In fact, research from the Haas School of Business at University of California Berkeley found that teams made up of high-powered, career-minded individuals actually perform worse on tasks related to creativity and collaboration than those with more neutral team players.

From my experience, there are a few key character traits we can all adopt, regardless of level, to help our teams be more successful:

Eliminate “that’s not my job” from your vocabulary

While it’s important to have clearly defined roles, in reality, we must flex and adapt to an ever-changing agenda. Whether it’s a new project, covering for another person on the team, or a last-minute request, we can all pitch in even if the task at hand doesn’t technically fall within our responsibility. As a team member, you are ultimately responsible for making sure the work gets done and are accountable for the team’s success.

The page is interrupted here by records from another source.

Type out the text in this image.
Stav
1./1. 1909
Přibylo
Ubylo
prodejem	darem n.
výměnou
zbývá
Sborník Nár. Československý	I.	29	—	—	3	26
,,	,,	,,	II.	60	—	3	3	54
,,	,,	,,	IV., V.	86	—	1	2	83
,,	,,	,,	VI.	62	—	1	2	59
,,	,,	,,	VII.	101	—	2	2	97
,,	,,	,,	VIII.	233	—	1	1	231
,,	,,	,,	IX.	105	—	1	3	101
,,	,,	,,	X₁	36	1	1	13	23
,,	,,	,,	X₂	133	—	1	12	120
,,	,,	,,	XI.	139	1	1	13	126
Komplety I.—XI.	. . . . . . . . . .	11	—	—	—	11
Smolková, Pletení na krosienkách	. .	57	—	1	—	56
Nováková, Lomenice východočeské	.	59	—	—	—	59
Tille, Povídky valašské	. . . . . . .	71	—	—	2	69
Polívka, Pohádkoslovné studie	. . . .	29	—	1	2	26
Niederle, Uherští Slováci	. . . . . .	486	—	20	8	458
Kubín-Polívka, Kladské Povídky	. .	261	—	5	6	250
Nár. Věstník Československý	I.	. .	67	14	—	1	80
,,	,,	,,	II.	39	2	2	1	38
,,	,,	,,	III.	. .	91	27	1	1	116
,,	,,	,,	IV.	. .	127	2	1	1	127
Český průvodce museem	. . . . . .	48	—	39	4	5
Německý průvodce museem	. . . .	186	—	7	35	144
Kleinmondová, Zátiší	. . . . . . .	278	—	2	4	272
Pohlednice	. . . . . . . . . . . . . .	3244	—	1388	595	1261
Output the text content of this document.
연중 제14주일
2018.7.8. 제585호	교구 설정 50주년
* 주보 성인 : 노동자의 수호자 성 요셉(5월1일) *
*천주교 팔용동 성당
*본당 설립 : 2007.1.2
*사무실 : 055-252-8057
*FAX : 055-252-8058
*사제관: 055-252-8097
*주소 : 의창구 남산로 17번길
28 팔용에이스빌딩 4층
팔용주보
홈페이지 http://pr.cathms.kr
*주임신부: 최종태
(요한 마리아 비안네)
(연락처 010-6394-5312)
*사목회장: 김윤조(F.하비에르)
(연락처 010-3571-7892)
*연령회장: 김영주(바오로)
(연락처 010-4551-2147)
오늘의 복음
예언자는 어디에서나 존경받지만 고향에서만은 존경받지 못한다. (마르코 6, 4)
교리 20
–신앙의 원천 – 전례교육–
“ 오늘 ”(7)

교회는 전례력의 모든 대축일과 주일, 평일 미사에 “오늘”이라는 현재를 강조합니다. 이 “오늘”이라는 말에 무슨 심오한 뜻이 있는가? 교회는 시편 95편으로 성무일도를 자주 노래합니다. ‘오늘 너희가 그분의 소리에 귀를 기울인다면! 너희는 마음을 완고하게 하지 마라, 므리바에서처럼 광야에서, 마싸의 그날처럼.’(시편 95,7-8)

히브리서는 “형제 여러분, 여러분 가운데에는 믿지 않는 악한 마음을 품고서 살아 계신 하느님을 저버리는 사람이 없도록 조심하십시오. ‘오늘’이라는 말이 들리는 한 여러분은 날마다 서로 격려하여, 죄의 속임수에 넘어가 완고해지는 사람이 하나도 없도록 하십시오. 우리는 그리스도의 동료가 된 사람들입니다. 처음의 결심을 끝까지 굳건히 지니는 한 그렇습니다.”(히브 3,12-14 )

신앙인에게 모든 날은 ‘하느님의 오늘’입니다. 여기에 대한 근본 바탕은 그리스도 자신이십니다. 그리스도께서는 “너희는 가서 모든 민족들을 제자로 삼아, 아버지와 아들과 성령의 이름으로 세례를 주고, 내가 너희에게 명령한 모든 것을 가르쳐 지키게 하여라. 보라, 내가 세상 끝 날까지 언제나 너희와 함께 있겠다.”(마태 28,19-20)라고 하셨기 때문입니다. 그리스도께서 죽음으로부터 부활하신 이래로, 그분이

Volunteer to do the thankless tasks

Raise your hand to do the less desirable jobs. Be someone who can simply roll up their sleeves and get to work on whatever needs to get done. Doing so demonstrates that no task is too small, and means you are more likely to get the chance to do the more fun or challenging work the next time.

When I was at the WWE, we organized a huge event in Las Vegas. Hundreds of gift bags had to be stuffed with very little time before the event started. The senior vice president sat down on the floor with the team to help get the job done. Just a few months ago, at a Nestlé Waters event, I threw on a pair of rubber gloves to add fruit to glasses for a Perrier toast when we realized we needed more people to finish the job in time.

Develop a “we” mentality

In my second job, after leading a successful communications program, I wrote a wrap-up memo capturing the results. My boss at the time rightfully asked me to change all the “I’s” to “we’s,” because we reached our accomplishments as a team. Even if you personally handled the lion’s share of the work, ultimately, you succeed and fail as a team.

You can instill these qualities in your team by practicing what you preach. Help others see the value in jumping in to do the mundane tasks. If you use “we” instead of “me,” they’ll pick up on that. Leading by example can be a powerful tool.

If someone you work with isn’t demonstrating these qualities, address it with them directly. The chances are that they don’t even realize their behavior isn’t helpful and will be thankful for the feedback.